Let Bogons Be Bogons: A Nightmare from ISP Hell

By lamppter in Meta
Tue Jul 04, 2006 at 02:05:07 PM EST

I work for a tier 2 ISP as a WAN and Systems Administrator. We have approximately 160,000 users and provide Internet Services to 13 large organizations.

A couple of years ago our backbone was on a tier 2 provider with its hub located in Austin, Texas. We decided to provide our customers with greater bandwidth, less cost and better service by changing to a major tier 1 backbone and getting a two 45 Mbps(DS3) pipes to the Internet. We also had the ability to add more bandwidth later with a newly purchased second Cisco 7513 router.

We carefully planned the move for 6 months and brought our customers into the planning process. So we sent out an RFP, awarded the bid and began the process. What followed was to become a disaster. It was the "perfect storm" for an ISP failure.

"What's the problem? Why can't I go to my favorite website?" My-Pointy-Headed Boss asked.

"So, what's your favorite website?" I asked her. I knew how I was going to answer.

"AOL.COM." she tells me, quite disturbed and very angry.

"We're on the bogons ip list." I told her. She was furious and didn't have the foggiest idea what it was that I was talking about. To top it off the Executive Director was also furious, it's his favorite website too.

The glitch was this. The problem was caused by a multi-million dollar tier one Internet Service Provider and ended up costing us a great deal of money in the short run.

Here's the story of what happened.

The Preparation
The reason it is such a concer to change ISPs is that your customers have to change their IP address space. For our largest customers that is a big issue. They all have to look at their infrastructure very carefully, even devices they have forgotten about. For example, every router, layer-3 switch, mail server, DNS server and file server needs to be looked at and reconfigured. Also, they all had to change their DNS entries at their Internet registrar, so that the world can find them.

So I prepared an extensive checklist for each customer to go through and check. Some customers had considerable technical expertise and didn't need this. They used it as a reference. Other customers really needed hand holding and relied on us for technical support to get them through it. Our preparation included a seminar for the less technical customers so that they would at least understand what was going on. Many of them had hard coded workstations with DNS entries instead of using DHCP. We went so far as to show them how to set up a DHCP server and showed them how to set up DHCP on the individual workstations.

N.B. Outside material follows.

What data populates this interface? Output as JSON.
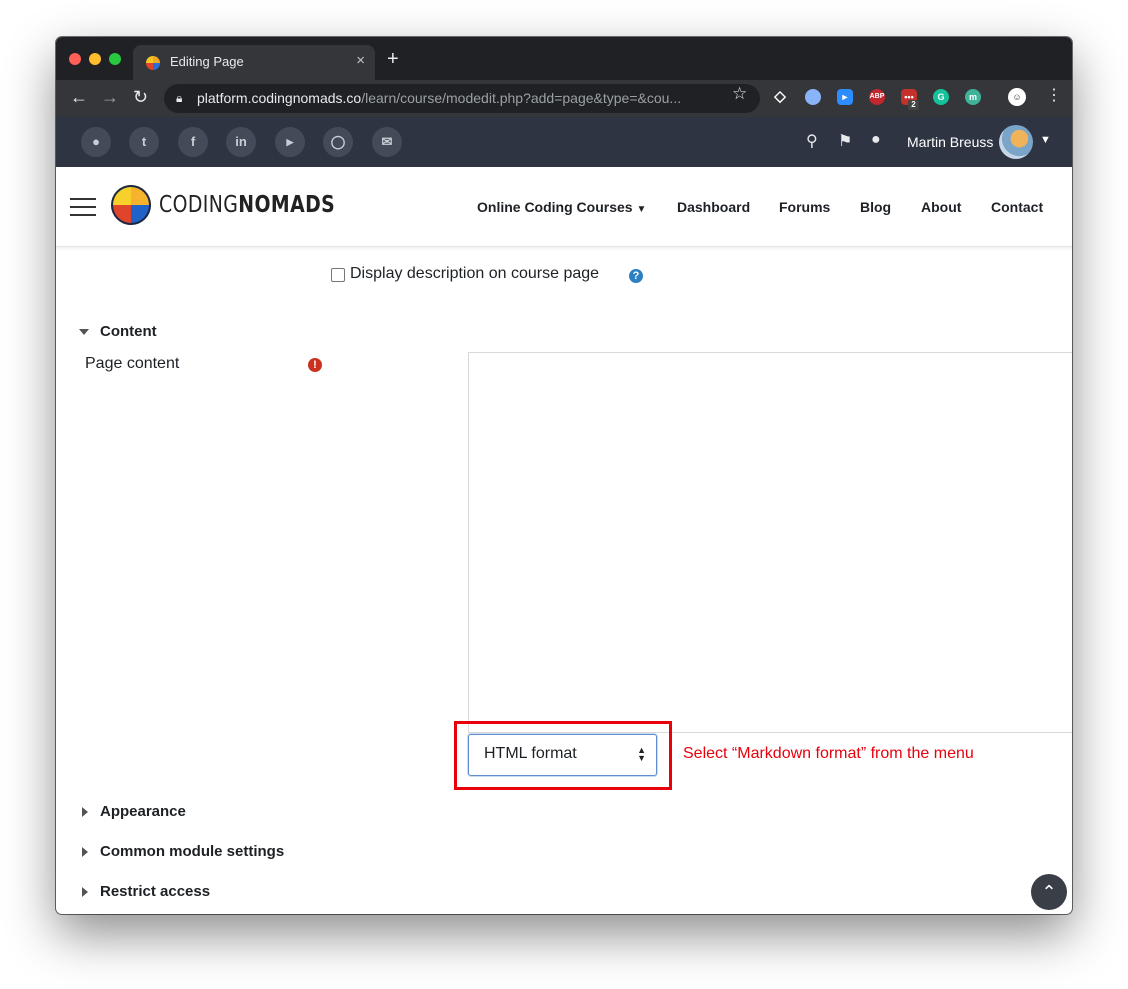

We also provided primary and secondary DNS services for at least half of our customers. To make things easier we purchased two new blade servers for DNS and had them reconfigured to the new CIDR block. We then requested and received a /20 CIDR block from our ISP. This provided us with essentially 16 Class C networks for our customers' needs. With the smaller customers we had to slice up our /20 into a couple of /26s. It all seemed simple, well planned and prepared. I had documented everything necessary and provided this to our customers.

Classless Inter-Domain Routing (CIDR)
Why is CIDR important? Without it, the Internet would probably have run out of IP addresses long before now. CIDR allows ISPs to more efficiently use the IP address space that we are quickly using up. IP addresses are a finite resource, like oil. We then sliced up the /20 that we received into /26 CIDR blocks to give to our customers. This gave them 62 usable IP addresses.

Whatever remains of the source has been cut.